Naomi Rosenblum's A History of Woman Photographers (Abbeville. $60) draws on the work of 240 women, from the celebrated (Margaret Bourke-White) to the unjustly neglected, like Frances Benjamin Johnston, whose 1896 self-portrait mocks the ""new woman'': cigarette in one hand, tankard of beer in the other, stockinged legs revealed to the knee. Freud, who asked, ""What do women want?'' would have been scared by this book, which answers: ""Everything.'' Nancy Stout is too young to qualify as a historical figure, but her Havana (Rizzoli. $45) captures the contemporary city's crumbling glamour, from its squalid back streets to a marble-girt drawing room, presided over by a brooding portrait of Lenin.

George Rodger's pictures of African tribes and the London blitz are hallmarks in the history of photojournalism. A new retrospective of this photographer's photographer, Humanity and Inhumanity: The Photographic Journey of George Rodger (Phaidon. $60), shows no one had a keener understanding of the human heart.

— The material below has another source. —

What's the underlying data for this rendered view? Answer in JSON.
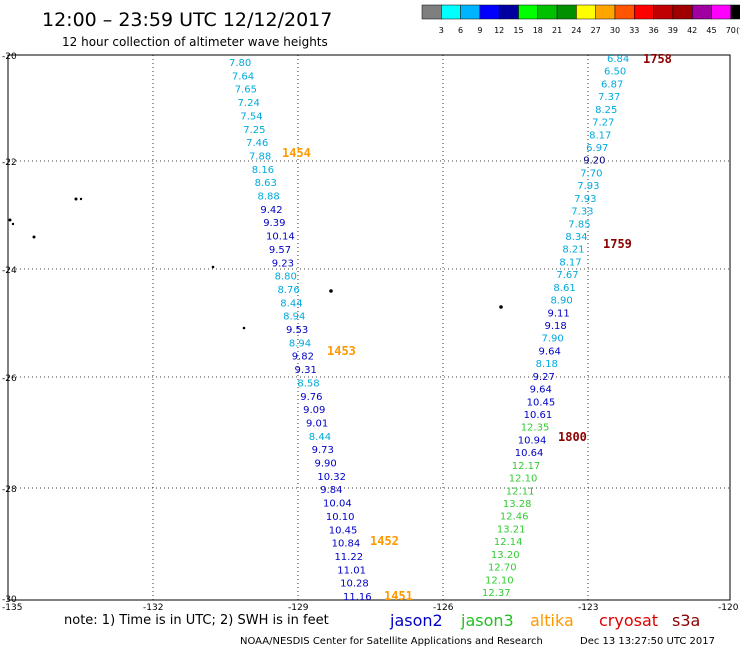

Albert Watson is a post-punk Irving Penn. Cyclops (Bullfinch. $75), full of actors, monkeys, rap stars and prisoners, is all about style and impact, pitched at a worrying level of high-strung artificiality. But photographers tend to be at their most artificial -- and sometimes most revealing -- when they photograph themselves. (Do they have to run around the tripod or what?) The Camera I: Photographic Self-Portraits (Abrams. $75) has marvelous autosnaps, from Nadar decked out as an Arab (circa 1863) to a lipsticked Robert Mapplethorpe (1980). The year's most unsettling self-portraits may be in John Peter's The Oral History of Modern Architecture (Abrams. $67.50): the ghostly voices of mostly long-dead big shots from Alvar Aalto to Frank Lloyd Wright discuss their work on a CD tucked into the back cover. In fact, come to think of it . . . a memento mori on Christmas morn? No. Great talk, edifying edifices: keep this one for yourself. And stay merry, will ya?